A German patient infected with the human immunodeficiency virus (HIV), which causes AIDS, and suffering from leukemia, became the third case to be transplanted with human blood stem cells, or hematopoietic stem cells, and cured of both diseases.
International researchers, including the Medical School of Düsseldorf University in Germany, announced in the international journal Nature Medicine on February 20 that a 53-year-old man, the so-called ‘Düsseldorf patient’, received hematopoietic stem cell transplant and was confirmed to have overcome HIV infection following four years of observation. .
The Düsseldorf patient was diagnosed with HIV infection in 2008 and three years later developed acute myelogenous leukemia, a malignant blood cancer. In 2013, he received a bone marrow transplant from a female donor with a rare mutation in the CCR5 gene. This is because the mutation prevents HIV from infecting the patient’s white blood cells.
When HIV enters the body, it multiplies by binding to specific receptors on the surface of white blood cells. However, mutations in CCR5 prevent the receptor from accepting HIV. According to Nature, regarding 1% of people of European descent have this mutation, which is known to make them resistant to HIV infection.
Thanks to this, the patient also stopped taking AIDS medications (antiretroviral drugs) in 2018. Four years later, multiple tests showed no signs of HIV recurrence.
“I am grateful to the medical staff for their success in treating HIV and leukemia simultaneously,” he said in a statement.
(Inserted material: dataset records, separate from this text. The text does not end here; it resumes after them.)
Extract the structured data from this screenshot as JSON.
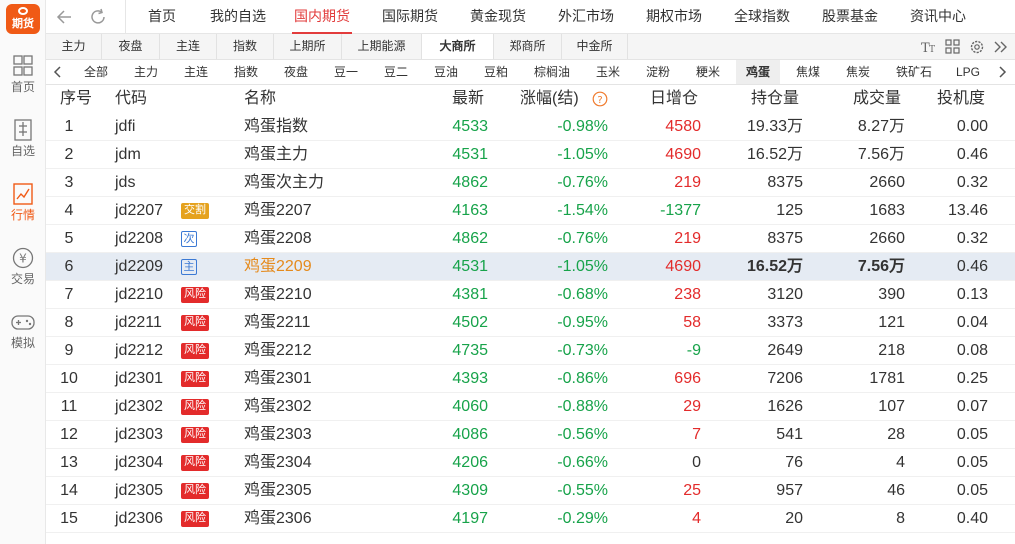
{
  "brand": {
    "logo_text": "期货"
  },
  "sidebar": {
    "items": [
      {
        "label": "首页",
        "icon": "home-grid-icon",
        "active": false
      },
      {
        "label": "自选",
        "icon": "watchlist-icon",
        "active": false
      },
      {
        "label": "行情",
        "icon": "market-chart-icon",
        "active": true
      },
      {
        "label": "交易",
        "icon": "trade-yen-icon",
        "active": false
      },
      {
        "label": "模拟",
        "icon": "gamepad-icon",
        "active": false
      }
    ]
  },
  "topnav": {
    "tabs": [
      "首页",
      "我的自选",
      "国内期货",
      "国际期货",
      "黄金现货",
      "外汇市场",
      "期权市场",
      "全球指数",
      "股票基金",
      "资讯中心"
    ],
    "active": "国内期货"
  },
  "exchanges": {
    "tabs": [
      "主力",
      "夜盘",
      "主连",
      "指数",
      "上期所",
      "上期能源",
      "大商所",
      "郑商所",
      "中金所"
    ],
    "active": "大商所",
    "tools": [
      "font-size-icon",
      "layout-grid-icon",
      "settings-gear-icon",
      "double-chevron-right-icon"
    ]
  },
  "products": {
    "tabs": [
      "全部",
      "主力",
      "主连",
      "指数",
      "夜盘",
      "豆一",
      "豆二",
      "豆油",
      "豆粕",
      "棕榈油",
      "玉米",
      "淀粉",
      "粳米",
      "鸡蛋",
      "焦煤",
      "焦炭",
      "铁矿石",
      "LPG"
    ],
    "active": "鸡蛋"
  },
  "table": {
    "headers": {
      "index": "序号",
      "code": "代码",
      "name": "名称",
      "last": "最新",
      "change": "涨幅(结)",
      "oi_change": "日增仓",
      "open_interest": "持仓量",
      "volume": "成交量",
      "speculation": "投机度"
    },
    "rows": [
      {
        "index": "1",
        "code": "jdfi",
        "tag": "",
        "name": "鸡蛋指数",
        "last": "4533",
        "change": "-0.98%",
        "oi_change": "4580",
        "open_interest": "19.33万",
        "volume": "8.27万",
        "speculation": "0.00",
        "edge": ""
      },
      {
        "index": "2",
        "code": "jdm",
        "tag": "",
        "name": "鸡蛋主力",
        "last": "4531",
        "change": "-1.05%",
        "oi_change": "4690",
        "open_interest": "16.52万",
        "volume": "7.56万",
        "speculation": "0.46",
        "edge": ""
      },
      {
        "index": "3",
        "code": "jds",
        "tag": "",
        "name": "鸡蛋次主力",
        "last": "4862",
        "change": "-0.76%",
        "oi_change": "219",
        "open_interest": "8375",
        "volume": "2660",
        "speculation": "0.32",
        "edge": ""
      },
      {
        "index": "4",
        "code": "jd2207",
        "tag": "交割",
        "name": "鸡蛋2207",
        "last": "4163",
        "change": "-1.54%",
        "oi_change": "-1377",
        "open_interest": "125",
        "volume": "1683",
        "speculation": "13.46",
        "edge": ""
      },
      {
        "index": "5",
        "code": "jd2208",
        "tag": "次",
        "name": "鸡蛋2208",
        "last": "4862",
        "change": "-0.76%",
        "oi_change": "219",
        "open_interest": "8375",
        "volume": "2660",
        "speculation": "0.32",
        "edge": ""
      },
      {
        "index": "6",
        "code": "jd2209",
        "tag": "主",
        "name": "鸡蛋2209",
        "last": "4531",
        "change": "-1.05%",
        "oi_change": "4690",
        "open_interest": "16.52万",
        "volume": "7.56万",
        "speculation": "0.46",
        "edge": ""
      },
      {
        "index": "7",
        "code": "jd2210",
        "tag": "风险",
        "name": "鸡蛋2210",
        "last": "4381",
        "change": "-0.68%",
        "oi_change": "238",
        "open_interest": "3120",
        "volume": "390",
        "speculation": "0.13",
        "edge": ""
      },
      {
        "index": "8",
        "code": "jd2211",
        "tag": "风险",
        "name": "鸡蛋2211",
        "last": "4502",
        "change": "-0.95%",
        "oi_change": "58",
        "open_interest": "3373",
        "volume": "121",
        "speculation": "0.04",
        "edge": ""
      },
      {
        "index": "9",
        "code": "jd2212",
        "tag": "风险",
        "name": "鸡蛋2212",
        "last": "4735",
        "change": "-0.73%",
        "oi_change": "-9",
        "open_interest": "2649",
        "volume": "218",
        "speculation": "0.08",
        "edge": ""
      },
      {
        "index": "10",
        "code": "jd2301",
        "tag": "风险",
        "name": "鸡蛋2301",
        "last": "4393",
        "change": "-0.86%",
        "oi_change": "696",
        "open_interest": "7206",
        "volume": "1781",
        "speculation": "0.25",
        "edge": ""
      },
      {
        "index": "11",
        "code": "jd2302",
        "tag": "风险",
        "name": "鸡蛋2302",
        "last": "4060",
        "change": "-0.88%",
        "oi_change": "29",
        "open_interest": "1626",
        "volume": "107",
        "speculation": "0.07",
        "edge": ""
      },
      {
        "index": "12",
        "code": "jd2303",
        "tag": "风险",
        "name": "鸡蛋2303",
        "last": "4086",
        "change": "-0.56%",
        "oi_change": "7",
        "open_interest": "541",
        "volume": "28",
        "speculation": "0.05",
        "edge": ""
      },
      {
        "index": "13",
        "code": "jd2304",
        "tag": "风险",
        "name": "鸡蛋2304",
        "last": "4206",
        "change": "-0.66%",
        "oi_change": "0",
        "open_interest": "76",
        "volume": "4",
        "speculation": "0.05",
        "edge": ""
      },
      {
        "index": "14",
        "code": "jd2305",
        "tag": "风险",
        "name": "鸡蛋2305",
        "last": "4309",
        "change": "-0.55%",
        "oi_change": "25",
        "open_interest": "957",
        "volume": "46",
        "speculation": "0.05",
        "edge": ""
      },
      {
        "index": "15",
        "code": "jd2306",
        "tag": "风险",
        "name": "鸡蛋2306",
        "last": "4197",
        "change": "-0.29%",
        "oi_change": "4",
        "open_interest": "20",
        "volume": "8",
        "speculation": "0.40",
        "edge": ""
      }
    ],
    "selected_index": "6"
  },
  "colors": {
    "brand": "#f05a16",
    "up": "#e32b2b",
    "down": "#17a34a",
    "selected_row": "#e5ebf3",
    "risk_tag": "#e32b2b"
  }
}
Previously, two other patients were also judged to be cured of HIV through bone marrow transplantation. The first of these was Timothy Ray Brown, an American man who was also known as a Berlin patient. He underwent a hematopoietic stem cell transplant for the treatment of acute leukemia in Berlin, the capital of Germany. The next cured person is known to have been treated in London, the capital of England.
In addition, a report was presented at an academic conference last year that two patients were treated and cured in New York and City of Hope, USA. However, studies on these cases have not yet been published in academic journals and are not officially recognized.
A cure for HIV has long been a subject of research. However, bone marrow transplantation is not well used as a single treatment for HIV because it is risky and can suppress the virus even with drug treatment.